[EPLB][Bugfix] EPLB support fp/bf16 (#5531)

### What this PR does / why we need it? EPLB support dtype of fp/bf16. ### Does this PR introduce _any_ user-facing change? ### How was this patch tested? w8a8_dynamic Baseline: | dataset | version | metric | mode | vllm-api-general-chat | |----- | ----- | ----- | ----- | -----| | aime2024 | 604a78 | accuracy | gen | 86.67 | w8a8_dynamic eplb: | dataset | version | metric | mode | vllm-api-general-chat | |----- | ----- | ----- | ----- | -----| | aime2024 | 604a78 | accuracy | gen | 86.67 | The fp16 conversation is normal. The fp16 test is in progress. Baseline fp16 | dataset | version | metric | mode | vllm-api-general-chat | |----- | ----- | ----- | ----- | -----| | aime2024 | 604a78 | accuracy | gen | 86.67 | eplb fp16 | dataset | version | metric | mode | vllm-api-general-chat | |----- | ----- | ----- | ----- | -----| | aime2024 | 604a78 | accuracy | gen | 83.33 | - vLLM version: v0.13.0 - vLLM main: 45c1ca1ca1 Signed-off-by: shenchuxiaofugui <1311027364@qq.com>
2026-01-26 14:28:16 +08:00
parent 52d4acfa51
commit 611e223b7d
4 changed files with 67 additions and 118 deletions
--- a/vllm_ascend/ops/fused_moe/fused_moe.py
+++ b/vllm_ascend/ops/fused_moe/fused_moe.py
@@ -102,6 +102,7 @@ class AscendUnquantizedFusedMoEMethod(UnquantizedFusedMoEMethod):
              expert_map: Optional[torch.Tensor] = None,
              apply_router_weight_on_input: bool = False,
              enable_force_load_balance: bool = False,
+              log2phy: torch.Tensor = None,
              **kwargs) -> torch.Tensor:
        zero_expert_num = getattr(layer, "zero_expert_num", 0)

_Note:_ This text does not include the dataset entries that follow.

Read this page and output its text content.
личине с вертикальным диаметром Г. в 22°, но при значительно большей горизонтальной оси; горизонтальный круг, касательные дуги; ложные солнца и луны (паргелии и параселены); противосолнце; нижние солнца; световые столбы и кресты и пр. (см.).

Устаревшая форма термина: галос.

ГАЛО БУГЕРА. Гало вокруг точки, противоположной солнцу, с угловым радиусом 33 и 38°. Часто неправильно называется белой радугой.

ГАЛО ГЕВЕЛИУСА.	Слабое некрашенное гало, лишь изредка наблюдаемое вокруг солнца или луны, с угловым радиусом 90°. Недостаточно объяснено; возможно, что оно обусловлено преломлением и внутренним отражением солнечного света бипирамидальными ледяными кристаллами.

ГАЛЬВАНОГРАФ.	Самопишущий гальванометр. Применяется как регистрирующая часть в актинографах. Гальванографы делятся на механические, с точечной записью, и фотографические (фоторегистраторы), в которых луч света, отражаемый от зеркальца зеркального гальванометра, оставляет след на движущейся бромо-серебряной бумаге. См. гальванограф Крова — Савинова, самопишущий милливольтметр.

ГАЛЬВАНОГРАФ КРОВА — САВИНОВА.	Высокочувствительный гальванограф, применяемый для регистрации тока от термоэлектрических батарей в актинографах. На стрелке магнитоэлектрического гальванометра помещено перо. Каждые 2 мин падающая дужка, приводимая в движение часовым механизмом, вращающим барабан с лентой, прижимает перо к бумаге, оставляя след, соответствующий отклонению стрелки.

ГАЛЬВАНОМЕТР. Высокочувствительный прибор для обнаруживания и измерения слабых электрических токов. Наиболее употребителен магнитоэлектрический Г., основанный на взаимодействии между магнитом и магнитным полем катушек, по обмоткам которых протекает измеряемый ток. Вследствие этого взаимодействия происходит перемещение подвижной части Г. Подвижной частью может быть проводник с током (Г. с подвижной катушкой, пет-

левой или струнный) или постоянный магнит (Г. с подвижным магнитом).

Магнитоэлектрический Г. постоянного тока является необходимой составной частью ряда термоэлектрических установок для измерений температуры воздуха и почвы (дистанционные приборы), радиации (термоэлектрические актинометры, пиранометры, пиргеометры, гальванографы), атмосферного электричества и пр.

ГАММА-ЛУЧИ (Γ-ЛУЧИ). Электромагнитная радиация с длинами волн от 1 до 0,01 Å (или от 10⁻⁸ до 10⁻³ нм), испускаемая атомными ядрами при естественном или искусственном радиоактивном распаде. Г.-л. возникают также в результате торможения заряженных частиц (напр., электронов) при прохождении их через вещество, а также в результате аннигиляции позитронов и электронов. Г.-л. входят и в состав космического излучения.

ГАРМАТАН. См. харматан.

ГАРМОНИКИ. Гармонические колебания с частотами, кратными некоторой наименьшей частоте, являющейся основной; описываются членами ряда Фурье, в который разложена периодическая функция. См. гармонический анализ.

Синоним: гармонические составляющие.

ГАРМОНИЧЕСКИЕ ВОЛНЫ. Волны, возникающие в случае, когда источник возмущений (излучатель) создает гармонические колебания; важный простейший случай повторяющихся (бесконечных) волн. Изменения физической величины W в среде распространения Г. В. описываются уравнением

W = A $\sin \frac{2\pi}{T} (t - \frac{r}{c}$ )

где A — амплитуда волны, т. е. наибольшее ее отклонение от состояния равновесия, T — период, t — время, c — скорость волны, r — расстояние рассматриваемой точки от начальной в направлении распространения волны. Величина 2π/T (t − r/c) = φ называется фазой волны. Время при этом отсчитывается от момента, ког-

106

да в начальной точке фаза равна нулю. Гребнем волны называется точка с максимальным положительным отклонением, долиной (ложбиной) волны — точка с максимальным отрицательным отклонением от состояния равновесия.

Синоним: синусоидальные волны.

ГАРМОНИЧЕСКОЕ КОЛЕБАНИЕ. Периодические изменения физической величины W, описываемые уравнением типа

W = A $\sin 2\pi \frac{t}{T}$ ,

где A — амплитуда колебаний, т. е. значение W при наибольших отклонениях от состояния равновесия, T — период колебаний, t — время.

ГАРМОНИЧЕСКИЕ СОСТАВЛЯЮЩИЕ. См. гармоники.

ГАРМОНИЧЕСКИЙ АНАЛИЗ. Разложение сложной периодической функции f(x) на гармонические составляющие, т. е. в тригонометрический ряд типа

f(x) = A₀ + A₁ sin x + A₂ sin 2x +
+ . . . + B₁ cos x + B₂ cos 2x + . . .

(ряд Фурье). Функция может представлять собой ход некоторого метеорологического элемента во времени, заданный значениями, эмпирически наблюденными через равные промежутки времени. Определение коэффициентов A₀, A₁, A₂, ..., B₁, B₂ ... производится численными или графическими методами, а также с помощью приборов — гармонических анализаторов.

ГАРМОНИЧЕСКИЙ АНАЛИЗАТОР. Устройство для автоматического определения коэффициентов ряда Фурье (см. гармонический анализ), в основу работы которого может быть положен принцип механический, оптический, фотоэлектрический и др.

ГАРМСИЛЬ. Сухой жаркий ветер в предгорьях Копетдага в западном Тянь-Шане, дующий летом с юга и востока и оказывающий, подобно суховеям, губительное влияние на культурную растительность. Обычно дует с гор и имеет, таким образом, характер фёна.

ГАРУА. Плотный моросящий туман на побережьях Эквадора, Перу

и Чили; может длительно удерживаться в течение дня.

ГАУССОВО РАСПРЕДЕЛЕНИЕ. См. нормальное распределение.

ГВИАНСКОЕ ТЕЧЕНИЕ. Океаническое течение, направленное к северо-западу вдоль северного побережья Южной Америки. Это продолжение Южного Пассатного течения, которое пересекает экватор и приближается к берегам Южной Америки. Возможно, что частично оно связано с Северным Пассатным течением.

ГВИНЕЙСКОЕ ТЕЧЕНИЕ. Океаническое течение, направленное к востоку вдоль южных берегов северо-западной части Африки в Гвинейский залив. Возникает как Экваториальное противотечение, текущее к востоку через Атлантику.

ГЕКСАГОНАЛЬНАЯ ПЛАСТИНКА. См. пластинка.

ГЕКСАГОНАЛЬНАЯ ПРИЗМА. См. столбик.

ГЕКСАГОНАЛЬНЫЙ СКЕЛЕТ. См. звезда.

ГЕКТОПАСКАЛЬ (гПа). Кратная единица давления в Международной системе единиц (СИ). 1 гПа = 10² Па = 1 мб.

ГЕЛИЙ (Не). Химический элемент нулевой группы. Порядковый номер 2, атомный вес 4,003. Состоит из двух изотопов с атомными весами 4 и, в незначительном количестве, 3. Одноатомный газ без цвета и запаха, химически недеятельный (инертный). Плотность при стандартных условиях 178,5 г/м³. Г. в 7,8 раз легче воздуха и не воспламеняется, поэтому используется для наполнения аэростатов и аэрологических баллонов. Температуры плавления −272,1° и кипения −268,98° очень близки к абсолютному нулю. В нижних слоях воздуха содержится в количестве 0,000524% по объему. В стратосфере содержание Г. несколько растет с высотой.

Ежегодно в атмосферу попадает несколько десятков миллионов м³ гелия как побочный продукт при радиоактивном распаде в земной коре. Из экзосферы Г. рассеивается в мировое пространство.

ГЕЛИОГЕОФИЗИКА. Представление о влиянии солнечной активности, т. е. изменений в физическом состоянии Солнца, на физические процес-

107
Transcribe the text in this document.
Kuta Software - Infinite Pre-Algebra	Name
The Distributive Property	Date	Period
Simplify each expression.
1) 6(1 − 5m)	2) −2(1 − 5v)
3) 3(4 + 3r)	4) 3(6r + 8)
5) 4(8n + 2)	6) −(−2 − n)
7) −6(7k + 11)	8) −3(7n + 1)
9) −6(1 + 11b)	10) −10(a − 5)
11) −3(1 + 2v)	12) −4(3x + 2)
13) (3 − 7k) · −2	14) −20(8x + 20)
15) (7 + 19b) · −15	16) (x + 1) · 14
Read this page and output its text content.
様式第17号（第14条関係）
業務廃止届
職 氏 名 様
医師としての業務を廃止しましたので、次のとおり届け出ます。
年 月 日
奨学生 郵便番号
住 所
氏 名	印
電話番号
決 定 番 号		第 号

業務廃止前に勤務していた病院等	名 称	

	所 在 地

        zero_expert_type = getattr(layer, "zero_expert_type", None)
@@ -149,6 +150,7 @@ class AscendUnquantizedFusedMoEMethod(UnquantizedFusedMoEMethod):
            expert_map=expert_map,
            apply_router_weight_on_input=apply_router_weight_on_input,
            dynamic_eplb=self.dynamic_eplb,
+            log2phy=log2phy,
            mc2_mask=kwargs.get("mc2_mask", None))
        if zero_expert_num > 0 and zero_expert_type is not None:
            final_hidden_states += zero_expert_result